Y colgó sin dar tiempo siquiera a su queridísimo tito a despedirse. No le había mentido, aún quedaban muchísimos asuntos que resolver y la partida se produciría en menos de veinticuatro horas.
El avión de Bruno no tardaría en llegar y quería prepararse para recibirlo. La tripulación ocasional ya estaba avisada de que debían estar a bordo y con el barco absolutamente dispuesto a las siete en punto de la mañana del martes, y en cuanto al equipo de expertos contratados para la ocasión, en su mayor parte de nacionalidad holandesa, ya se encontraban cómodamente alojados en un hotel de la parte antigua de la ciudad, próximo al puerto. Ella misma en persona se había encargado de que la tarde anterior, aunque no solía hacer excepciones a su sagrada costumbre de utilizar los domingos exclusivamente para descansar, visitaran por primera vez el barco para ir familiarizándose con él.

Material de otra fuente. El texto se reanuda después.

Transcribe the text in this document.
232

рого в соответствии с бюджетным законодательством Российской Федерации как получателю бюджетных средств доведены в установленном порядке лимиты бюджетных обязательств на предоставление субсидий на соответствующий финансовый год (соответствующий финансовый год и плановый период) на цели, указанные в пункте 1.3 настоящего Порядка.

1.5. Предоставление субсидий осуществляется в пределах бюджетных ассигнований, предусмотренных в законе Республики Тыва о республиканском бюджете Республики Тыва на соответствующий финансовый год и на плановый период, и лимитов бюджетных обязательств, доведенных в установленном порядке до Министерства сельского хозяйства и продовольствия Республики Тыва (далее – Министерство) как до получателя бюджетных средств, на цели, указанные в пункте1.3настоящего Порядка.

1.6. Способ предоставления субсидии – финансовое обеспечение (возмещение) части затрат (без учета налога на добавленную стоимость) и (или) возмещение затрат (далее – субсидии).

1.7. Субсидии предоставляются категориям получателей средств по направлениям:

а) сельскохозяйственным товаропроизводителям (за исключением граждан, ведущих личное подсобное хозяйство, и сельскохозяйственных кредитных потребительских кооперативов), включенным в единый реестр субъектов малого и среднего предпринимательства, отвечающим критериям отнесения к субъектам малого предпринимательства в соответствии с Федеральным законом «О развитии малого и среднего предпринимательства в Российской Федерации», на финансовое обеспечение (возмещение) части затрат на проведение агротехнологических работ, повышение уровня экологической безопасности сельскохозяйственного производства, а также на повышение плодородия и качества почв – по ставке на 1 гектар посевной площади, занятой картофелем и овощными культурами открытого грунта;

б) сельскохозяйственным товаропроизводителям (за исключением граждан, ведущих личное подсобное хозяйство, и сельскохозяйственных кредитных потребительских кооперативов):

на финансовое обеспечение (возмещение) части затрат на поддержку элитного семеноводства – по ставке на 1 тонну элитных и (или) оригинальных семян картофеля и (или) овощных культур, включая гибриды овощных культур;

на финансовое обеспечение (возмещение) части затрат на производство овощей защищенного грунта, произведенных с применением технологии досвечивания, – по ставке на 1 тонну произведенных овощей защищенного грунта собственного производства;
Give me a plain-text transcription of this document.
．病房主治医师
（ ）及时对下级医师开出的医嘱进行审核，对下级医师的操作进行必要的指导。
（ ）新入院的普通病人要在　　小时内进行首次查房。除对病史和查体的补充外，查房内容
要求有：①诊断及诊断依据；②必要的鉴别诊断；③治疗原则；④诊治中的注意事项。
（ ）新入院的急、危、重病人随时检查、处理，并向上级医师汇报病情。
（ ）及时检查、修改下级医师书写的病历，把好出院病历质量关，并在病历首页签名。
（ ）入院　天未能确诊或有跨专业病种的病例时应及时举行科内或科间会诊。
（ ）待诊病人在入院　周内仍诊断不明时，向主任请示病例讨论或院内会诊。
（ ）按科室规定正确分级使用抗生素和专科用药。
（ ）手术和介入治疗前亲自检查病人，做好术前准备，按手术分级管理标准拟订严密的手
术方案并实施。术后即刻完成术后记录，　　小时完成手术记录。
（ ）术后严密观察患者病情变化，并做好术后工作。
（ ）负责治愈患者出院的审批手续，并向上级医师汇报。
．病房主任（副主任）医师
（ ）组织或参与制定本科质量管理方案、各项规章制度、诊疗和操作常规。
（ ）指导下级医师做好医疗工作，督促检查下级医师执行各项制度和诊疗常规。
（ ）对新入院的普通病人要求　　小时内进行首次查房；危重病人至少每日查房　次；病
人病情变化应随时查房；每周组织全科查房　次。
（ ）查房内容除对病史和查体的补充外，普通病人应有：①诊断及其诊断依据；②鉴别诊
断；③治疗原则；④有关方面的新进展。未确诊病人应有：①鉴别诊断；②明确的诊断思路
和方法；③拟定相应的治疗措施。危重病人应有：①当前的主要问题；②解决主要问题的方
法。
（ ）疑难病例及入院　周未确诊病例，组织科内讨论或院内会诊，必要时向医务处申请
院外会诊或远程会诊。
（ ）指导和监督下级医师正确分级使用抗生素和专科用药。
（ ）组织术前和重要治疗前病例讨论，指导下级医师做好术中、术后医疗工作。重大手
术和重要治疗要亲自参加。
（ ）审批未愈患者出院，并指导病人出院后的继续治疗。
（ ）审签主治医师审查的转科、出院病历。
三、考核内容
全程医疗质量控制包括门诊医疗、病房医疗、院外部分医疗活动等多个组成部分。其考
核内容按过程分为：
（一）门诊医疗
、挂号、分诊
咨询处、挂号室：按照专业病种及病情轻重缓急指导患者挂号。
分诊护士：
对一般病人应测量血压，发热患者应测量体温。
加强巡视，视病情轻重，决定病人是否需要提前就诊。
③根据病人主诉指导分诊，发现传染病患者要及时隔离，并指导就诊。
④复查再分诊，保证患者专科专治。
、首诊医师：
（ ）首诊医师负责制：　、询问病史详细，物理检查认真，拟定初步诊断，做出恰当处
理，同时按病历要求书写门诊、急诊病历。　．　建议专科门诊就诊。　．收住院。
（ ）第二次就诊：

Solo le quedaban, pues, dos o tres pequeños detalles pendientes, según comprobó con satisfacción en su libreta. Asuntos menores como despedirse de sus hijos con sendos SMS no demasiado extensos, ya que ambos estaban más que acostumbrados a sus idas y venidas y las pocas explicaciones que daba sobre ellas, y también una llamadita a su Negro, mucho más absorbente que ellos y tendente a sospechar de cualquier cosa.
«Es un paranoico», pensó, y aunque sus manías, insistentes preguntas y obsesiones le resultaban particularmente molestas, no pudo menos que sentirse complacida por despertar todavía en un hombre, y además un hombre poco menos de quince años más joven que ella, semejante interés. En el fondo, le enorgullecía que tuviera celos, aunque le molestaba que los mostrara. Siempre le habían atraído, tal vez por contraposición a la frialdad marcial de su padre y su marido, los varones apasionados y latinos, que no tenían ningún pudor para demostrar sus sentimientos. Pero lo de su Negro, tal vez, era un exceso.
Por eso, y por la ralea de los negocios que sabía que mantenía bajo su respetable apariencia de limpísimo hombre de leyes, era mejor, al menos de momento, dejarle a un lado y mantenerlo tranquilo con vagas excusas y cálidas llamadas telefónicas, en las que no dejaba de asegurarle cuánto le echaba de menos.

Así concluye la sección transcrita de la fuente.